When you are a young child, who teaches you information? Who guides you along the way? Your parents, or guardians, yes, yes of course, well one would hope that they do. However, your siblings provide the examples.
Watch a child, any young baby, or toddler when they are amongst other people. They are fascinated by the alternative human beings beyond those in their small niche. They are most intrigued by other young people. They can distinguish between adult and child. Their stares and interest are paired with a hard wiring in the brain that encourages them to try to emulate the behavior they see. This is the learning process folks.
My guide was Debbie. Now I realize I have already touched on this subject a bit in previous blogs, but this topic of learning is different.
Debbie taught Hebrew classes at our synagogue in her late high school and early college years. I loved it. I can still see you walking down Temple Beth Shalom’s hallways with a giant Hebrew alphabet board and a bag of books slung over your shoulder. You sang the alef, bet, vet, with my kindergarten class, I’m not sure if you remember.
My teacher was Joy Grisan. I loved her. I felt special in her class and I enjoyed her story telling and art projects combined into one. I can fondly recall the story of baby Moses in the reeds. We used pipe cleaners to fashion our tiny Moses baby and made itty-bitty baskets to hold him within. I can see the tiny dixie cups filled with grape juice for snack time. Our mom was the executive Hebrew School coordinator and long time volunteer for years. Sunday school was a familiar affair.

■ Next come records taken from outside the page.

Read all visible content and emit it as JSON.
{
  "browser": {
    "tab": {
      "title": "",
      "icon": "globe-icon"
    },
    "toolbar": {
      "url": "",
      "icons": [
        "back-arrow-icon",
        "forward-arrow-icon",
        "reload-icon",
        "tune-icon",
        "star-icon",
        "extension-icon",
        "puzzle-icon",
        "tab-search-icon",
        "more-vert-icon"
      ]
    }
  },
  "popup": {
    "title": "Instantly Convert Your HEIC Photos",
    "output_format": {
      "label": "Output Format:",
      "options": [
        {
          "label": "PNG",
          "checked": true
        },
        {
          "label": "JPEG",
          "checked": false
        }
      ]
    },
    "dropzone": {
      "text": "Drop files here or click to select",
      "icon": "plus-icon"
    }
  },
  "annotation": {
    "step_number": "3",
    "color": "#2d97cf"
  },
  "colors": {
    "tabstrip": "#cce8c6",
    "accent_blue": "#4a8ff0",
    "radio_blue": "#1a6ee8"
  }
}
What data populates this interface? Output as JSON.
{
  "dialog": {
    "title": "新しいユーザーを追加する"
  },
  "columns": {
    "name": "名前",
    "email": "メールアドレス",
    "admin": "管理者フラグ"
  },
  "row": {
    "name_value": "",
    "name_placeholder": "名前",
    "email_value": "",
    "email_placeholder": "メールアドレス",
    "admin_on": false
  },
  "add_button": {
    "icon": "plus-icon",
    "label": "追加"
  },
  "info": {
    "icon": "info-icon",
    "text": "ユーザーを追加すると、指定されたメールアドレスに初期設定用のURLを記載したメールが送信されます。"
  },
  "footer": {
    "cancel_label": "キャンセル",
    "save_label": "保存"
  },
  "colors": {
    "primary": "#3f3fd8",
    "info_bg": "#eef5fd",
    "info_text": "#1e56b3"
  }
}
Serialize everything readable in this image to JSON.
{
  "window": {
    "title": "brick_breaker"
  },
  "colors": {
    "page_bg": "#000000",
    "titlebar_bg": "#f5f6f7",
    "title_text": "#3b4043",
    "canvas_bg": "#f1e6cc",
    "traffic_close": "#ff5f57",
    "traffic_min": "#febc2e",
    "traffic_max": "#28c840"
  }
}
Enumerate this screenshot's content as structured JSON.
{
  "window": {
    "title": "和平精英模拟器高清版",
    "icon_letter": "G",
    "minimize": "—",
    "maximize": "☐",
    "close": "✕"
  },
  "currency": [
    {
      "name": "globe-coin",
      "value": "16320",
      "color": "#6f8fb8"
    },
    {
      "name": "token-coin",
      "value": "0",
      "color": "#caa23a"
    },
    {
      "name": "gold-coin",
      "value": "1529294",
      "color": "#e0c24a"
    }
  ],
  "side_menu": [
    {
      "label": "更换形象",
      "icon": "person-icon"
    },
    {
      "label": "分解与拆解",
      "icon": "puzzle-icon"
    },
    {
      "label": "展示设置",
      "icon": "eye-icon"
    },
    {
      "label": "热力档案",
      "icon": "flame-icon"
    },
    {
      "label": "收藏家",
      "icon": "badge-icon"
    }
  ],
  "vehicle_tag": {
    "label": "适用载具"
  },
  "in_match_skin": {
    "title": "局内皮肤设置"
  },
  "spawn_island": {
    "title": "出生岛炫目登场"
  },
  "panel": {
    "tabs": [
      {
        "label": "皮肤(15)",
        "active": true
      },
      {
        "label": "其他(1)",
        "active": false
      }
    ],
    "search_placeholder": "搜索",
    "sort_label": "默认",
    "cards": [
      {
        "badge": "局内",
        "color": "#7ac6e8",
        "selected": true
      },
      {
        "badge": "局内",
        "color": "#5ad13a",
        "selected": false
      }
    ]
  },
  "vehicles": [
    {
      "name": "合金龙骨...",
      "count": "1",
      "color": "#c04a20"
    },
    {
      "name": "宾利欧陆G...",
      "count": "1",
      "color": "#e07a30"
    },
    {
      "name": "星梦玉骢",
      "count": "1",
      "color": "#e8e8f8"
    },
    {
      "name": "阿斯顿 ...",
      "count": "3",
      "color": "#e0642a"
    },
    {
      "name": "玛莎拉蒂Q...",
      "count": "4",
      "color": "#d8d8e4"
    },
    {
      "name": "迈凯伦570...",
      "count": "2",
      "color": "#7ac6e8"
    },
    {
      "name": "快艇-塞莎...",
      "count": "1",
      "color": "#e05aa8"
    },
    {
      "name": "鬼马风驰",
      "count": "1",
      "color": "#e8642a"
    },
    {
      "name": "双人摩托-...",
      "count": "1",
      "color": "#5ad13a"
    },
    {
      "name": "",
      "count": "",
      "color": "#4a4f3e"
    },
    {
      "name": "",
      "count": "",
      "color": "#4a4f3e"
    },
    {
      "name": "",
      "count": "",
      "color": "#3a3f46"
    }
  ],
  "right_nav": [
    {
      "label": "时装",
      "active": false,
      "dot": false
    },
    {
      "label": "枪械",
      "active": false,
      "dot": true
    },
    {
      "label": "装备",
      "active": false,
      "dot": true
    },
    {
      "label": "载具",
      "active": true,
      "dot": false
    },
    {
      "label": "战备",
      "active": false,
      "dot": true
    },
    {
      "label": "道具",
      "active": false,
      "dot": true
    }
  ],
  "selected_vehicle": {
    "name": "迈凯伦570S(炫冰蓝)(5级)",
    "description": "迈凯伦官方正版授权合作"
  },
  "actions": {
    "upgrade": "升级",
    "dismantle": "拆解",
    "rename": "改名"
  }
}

Correct me if I’m wrong, I mean, I was little, but I think Joy took you under her wing and showed you some ideas, lessons, and helped you organize yourself as a traveling Hebrew teacher. I know that this was one of your part-time jobs in Bellingham during your first few years of college, or maybe it was all four years. Your days at Temple Beth Shalom helped shape your abilities as a teacher. Early classroom management, choral reading, and literacy skills were being fostered under your tutelage.
I used to sing the Alef, Bet, Vet, with you along with Debbie Friedman’s music. I loved those times in the van with you. Singing was always my favorite and still is. Go figure… 🙂
Sharing in this same experience of Jewish culture with life in Hong Kong was so important to me this past fall. I am grateful for the Shorashim experience we had together. I loved it. Every minute of sitting with you and Declan. I loved how he’d look up at me and see if I was singing along too. He was adorable. I loved sitting in services and being given the gift of a community experience to question the Torah and think together. This is one of the most important things, I believe about our culture. The ability to question and have a shared learning with other people. It all goes back to education, and the connectivity of all of this with music.
I love you Debbie! Have a Happy Monday of vacation. xoxo.